Rober De Niro as "Simon Silver," Joely Richardson as "Monica Hansen" and Toby Jones as "Paul Shackleton" in RED LIGHTS.

The world's most famous psychic medium doesn't talk to people. Simon Silver (Robert De Niro) spews, shouts or mysteriously whispers confusing platitudes like "We all try to be something with nothing" at them, with no particular respect for context.

One of Red Lights' highlights is Eugenio Mira's mugging De Niro impression as the psychic's younger self in an explanatory newsreel. After dramatically retiring 30 years ago because a fan socked him, Silver is returning to deploy his Torpedo of Truth to the masses, one opera-scaled event at a time. At the top of his shows, Silver waxes poetic about the mysteries of sky, moon and wind, and compares himself to misunderstood genius-heretics like Giordano Bruno and Galileo.

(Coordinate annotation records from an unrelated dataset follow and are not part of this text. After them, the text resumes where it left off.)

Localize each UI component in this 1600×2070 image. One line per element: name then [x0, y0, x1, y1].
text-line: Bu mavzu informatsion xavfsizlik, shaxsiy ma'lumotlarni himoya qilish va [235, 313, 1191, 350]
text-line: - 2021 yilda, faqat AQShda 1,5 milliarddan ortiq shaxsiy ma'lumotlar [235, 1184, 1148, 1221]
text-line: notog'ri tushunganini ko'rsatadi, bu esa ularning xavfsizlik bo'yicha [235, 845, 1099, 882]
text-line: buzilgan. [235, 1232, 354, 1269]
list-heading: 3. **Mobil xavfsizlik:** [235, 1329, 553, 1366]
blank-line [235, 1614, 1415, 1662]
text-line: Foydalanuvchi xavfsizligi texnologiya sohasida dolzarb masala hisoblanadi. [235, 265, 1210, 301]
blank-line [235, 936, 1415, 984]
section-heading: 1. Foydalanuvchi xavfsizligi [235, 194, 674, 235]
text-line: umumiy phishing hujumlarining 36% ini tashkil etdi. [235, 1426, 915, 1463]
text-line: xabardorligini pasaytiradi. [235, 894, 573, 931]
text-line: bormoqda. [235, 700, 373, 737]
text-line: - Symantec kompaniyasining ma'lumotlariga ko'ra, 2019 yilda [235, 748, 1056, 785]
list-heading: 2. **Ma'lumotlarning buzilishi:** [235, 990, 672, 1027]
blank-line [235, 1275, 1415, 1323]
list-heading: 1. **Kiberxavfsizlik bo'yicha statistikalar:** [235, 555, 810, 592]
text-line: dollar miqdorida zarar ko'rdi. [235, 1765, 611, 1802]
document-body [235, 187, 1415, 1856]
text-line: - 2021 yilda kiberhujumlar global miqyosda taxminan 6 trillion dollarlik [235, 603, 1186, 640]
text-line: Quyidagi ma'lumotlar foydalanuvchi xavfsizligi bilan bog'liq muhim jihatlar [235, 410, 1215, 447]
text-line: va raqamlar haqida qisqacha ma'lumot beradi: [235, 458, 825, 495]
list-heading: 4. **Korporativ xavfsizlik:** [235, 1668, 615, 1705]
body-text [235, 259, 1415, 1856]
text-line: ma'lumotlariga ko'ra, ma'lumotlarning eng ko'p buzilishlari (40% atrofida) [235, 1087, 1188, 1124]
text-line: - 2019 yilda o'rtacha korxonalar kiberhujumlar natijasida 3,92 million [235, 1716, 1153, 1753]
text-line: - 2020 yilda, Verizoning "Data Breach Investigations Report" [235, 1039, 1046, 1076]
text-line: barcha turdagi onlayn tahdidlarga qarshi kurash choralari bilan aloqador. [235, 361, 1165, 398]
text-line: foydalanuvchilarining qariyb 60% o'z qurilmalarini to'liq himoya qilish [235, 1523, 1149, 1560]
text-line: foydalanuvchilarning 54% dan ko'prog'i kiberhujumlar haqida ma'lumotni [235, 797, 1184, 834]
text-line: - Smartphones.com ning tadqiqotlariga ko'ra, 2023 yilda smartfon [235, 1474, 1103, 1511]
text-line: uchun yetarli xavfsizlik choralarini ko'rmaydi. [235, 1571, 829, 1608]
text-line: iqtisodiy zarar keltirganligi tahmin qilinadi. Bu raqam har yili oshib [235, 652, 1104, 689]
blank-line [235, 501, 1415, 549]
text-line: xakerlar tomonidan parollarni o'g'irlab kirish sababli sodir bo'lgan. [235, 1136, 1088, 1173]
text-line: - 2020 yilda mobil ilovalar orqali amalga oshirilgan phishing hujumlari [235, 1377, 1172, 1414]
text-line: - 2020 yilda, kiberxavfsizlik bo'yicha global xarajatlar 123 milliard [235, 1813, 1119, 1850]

A few determined skeptics are out to debunk the ESP myth and Silver's scam. Dr. Margaret Matheson (Sigourney Weaver) and her protégé Dr. Tom Buckley (Cillian Murphy) are professors who drive around tricking folks into thinking they're haunted by their beloved dead relatives, staging low-tech seance "sessions." They're bedraggled and cynical Ghostbusters in vintage tweed. They've done so much research on paranormal activity, and how's it's fabricated, that we can't keep up with it, nor with the characters' arguments over belief in superhuman ability or an afterlife. Like the Indiana Jones films, this tries to make academia an adventure, but tons of scientific mumbo jumbo, and casual references to Occam's razor and its ilk, often falls short of connecting.

The team recruits a keen student named Sally Owen that Dr. Buckley has the hots for, and whom Dr. Matheson momentarily objects to, played by Elizabeth Olsen. She's simply one half of a scantly seen romance that pops up when we need reassurance or closure, and one third of a procedural investigation without much bite.

Red Lights isn't as claustrophobic as writer/director/editor/producer Rodrigo Cortes's last film, Buried, which forced us to be in a coffin with Ryan Reynolds for a couple hours. It works best when it doesn't take itself seriously, and some of the ways in which ESP is faked are briefly engaging, like short con games or magic tricks revealed. But, finally, the film doesn't offer the sense of release, or of surprise, that it seems to take for granted. Plus, a letter to a dead person read in voice-over is expected to explain everything. Red Lights capably but goofily functions as light entertainment before a last-minute attempt to be a parable about the marginalized outsider: those poor psychics. If you've got the power, prove it.